BDV : En octobre 2009, nous avons organisé des rencontres pour présenter le projet de rapport aux participants et recevoir leurs réactions. Lors des ces rencontres, un premier schéma du rapport a été réalisé par power point et présenté aux bénéficiaires de l’aide sociale qui avaient participé au projet afin de récolter leur avis sur ce que nous avions produit au départ de leurs témoignages. Un DVD a été réalisé tout au long de la démarche dans le but de toucher un large public ; le début du montage a aussi été présenté tant aux professionnels qu’aux bénéficiaires de l’aide qui avaient participé au projet. Chaque participant a été contacté pour lui demander comment il désirait être présenté, s’il autorisait la publication de sa photo. Ces rencontres étaient suivies d’une représentation théâtrale « Revenez lundi » de la Compagnie du Campus, pour remercier les personnes de leur collaboration à la démarche. Tous les « bénéficiaires » ont aussi été invités à la présentation du rapport au Parlement de la Communauté française (mais ils ne sont pas venus). Enfin, chaque participant a reçu un DVD et un « tiré à part » du rapport.

P : Lors de notre rencontre à la Maison Quart Monde, nous avions évoqué quelques situations difficiles qui sont généralement peu rencontrées : le manque d’accueil de jeunes enfants et de soutien de leurs parents ; la pénurie de places dans les écoles maternelles des quartiers populaires, particulièrement à Bruxelles ; les problèmes liés aux poux à l’école … Ces sujets ont été repris dans le rapport. Nous avons un petit regret : dans l’accès aux loisirs et aux vacances, il n’est pas du tout fait allusion aux temps familiaux, qui nous paraissent essentiels aussi.

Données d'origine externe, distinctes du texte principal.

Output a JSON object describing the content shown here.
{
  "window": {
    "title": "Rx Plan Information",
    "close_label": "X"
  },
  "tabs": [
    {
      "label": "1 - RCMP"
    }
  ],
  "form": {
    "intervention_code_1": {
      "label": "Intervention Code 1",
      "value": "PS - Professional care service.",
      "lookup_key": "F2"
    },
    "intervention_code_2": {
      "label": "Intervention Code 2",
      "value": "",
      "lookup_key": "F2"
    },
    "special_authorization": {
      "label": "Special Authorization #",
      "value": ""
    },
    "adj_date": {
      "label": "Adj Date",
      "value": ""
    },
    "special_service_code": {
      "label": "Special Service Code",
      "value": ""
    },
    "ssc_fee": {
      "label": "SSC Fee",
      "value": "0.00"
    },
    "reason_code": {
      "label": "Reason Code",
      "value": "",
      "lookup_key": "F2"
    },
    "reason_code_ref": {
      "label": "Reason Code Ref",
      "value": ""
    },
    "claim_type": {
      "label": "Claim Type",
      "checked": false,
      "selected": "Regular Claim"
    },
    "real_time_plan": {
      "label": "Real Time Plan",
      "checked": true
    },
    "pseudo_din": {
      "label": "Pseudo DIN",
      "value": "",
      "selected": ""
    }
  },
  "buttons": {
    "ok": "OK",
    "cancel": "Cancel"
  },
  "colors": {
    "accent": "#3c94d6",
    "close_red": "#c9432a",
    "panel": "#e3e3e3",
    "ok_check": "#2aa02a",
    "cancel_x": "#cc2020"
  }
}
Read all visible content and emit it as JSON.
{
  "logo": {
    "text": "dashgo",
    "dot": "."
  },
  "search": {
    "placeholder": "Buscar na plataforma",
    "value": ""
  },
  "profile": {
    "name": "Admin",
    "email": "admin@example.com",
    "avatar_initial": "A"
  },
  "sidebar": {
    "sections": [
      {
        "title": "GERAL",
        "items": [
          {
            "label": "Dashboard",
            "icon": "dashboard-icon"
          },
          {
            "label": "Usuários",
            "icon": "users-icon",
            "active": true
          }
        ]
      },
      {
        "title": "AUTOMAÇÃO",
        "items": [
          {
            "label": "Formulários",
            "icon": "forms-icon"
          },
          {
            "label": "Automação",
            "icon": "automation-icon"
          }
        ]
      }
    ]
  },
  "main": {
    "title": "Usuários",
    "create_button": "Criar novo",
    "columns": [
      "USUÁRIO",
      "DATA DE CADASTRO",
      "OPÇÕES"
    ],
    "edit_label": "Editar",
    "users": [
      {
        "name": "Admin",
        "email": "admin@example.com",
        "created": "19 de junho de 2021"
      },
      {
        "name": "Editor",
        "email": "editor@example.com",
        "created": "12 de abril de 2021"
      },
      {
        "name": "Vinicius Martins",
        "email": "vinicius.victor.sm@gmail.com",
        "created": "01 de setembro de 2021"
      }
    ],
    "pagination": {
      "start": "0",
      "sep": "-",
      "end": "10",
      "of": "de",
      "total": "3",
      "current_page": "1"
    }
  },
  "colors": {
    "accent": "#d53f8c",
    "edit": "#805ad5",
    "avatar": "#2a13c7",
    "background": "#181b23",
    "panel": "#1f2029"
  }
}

BDV : Ces sujets n’ont pas été abordés directement, mais dès que nous les avons évoqués, ils ont suscité, les poux notamment, des discussions passionnées et de multiples propositions de bon sens ! Quant aux temps familiaux de loisir et de vacances, ce thème n’est pas « sorti », on n’en a pas parlé…

« Le plus dur n’est pas de vivre sans rien, c’est d’être considéré comme rien. »

Comme ATD Quart Monde, le Délégué général souligne l’importance d’une participation véritable des personnes qui vivent la pauvreté, alors que « la pauvreté limite drastiquement la participation à la vie publique et la capacité à peser sur l’environnement public et politique ». C’est un enjeu pour que les dispositifs d’aide les atteignent, alors qu’actuellement ils sont souvent contre-productifs et parfois même renforcent l’exclusion.

C’est en pensant à ces enfants et ces familles qui « restent dans l’ombre, confinées dans la misère et tapies dans la honte, la peur ou le découragement » que le Délégué général s’engage, pour les années à venir, à poursuivre un travail de sensibilisation et de recommandations… En 2010, il travaillera plus particulièrement trois thématiques : l’enseignement, l’accueil et l’aide aux familles et enfants précarisés, l’automaticité des droits pour les enfants. Il compte aussi mettre sur pied des événements s’adressant principalement aux professionnels : une journée d’étude d’un groupe d’experts sur l’enseignement ainsi qu’un séminaire sur l’aide et l’accueil analysant des initiatives positives où professionnels et familles se « mouillent ». Bernard De Vos a aussi volontiers accepté la proposition d’une rencontre en 2010 avec des familles se réunissant à ATD Quart Monde.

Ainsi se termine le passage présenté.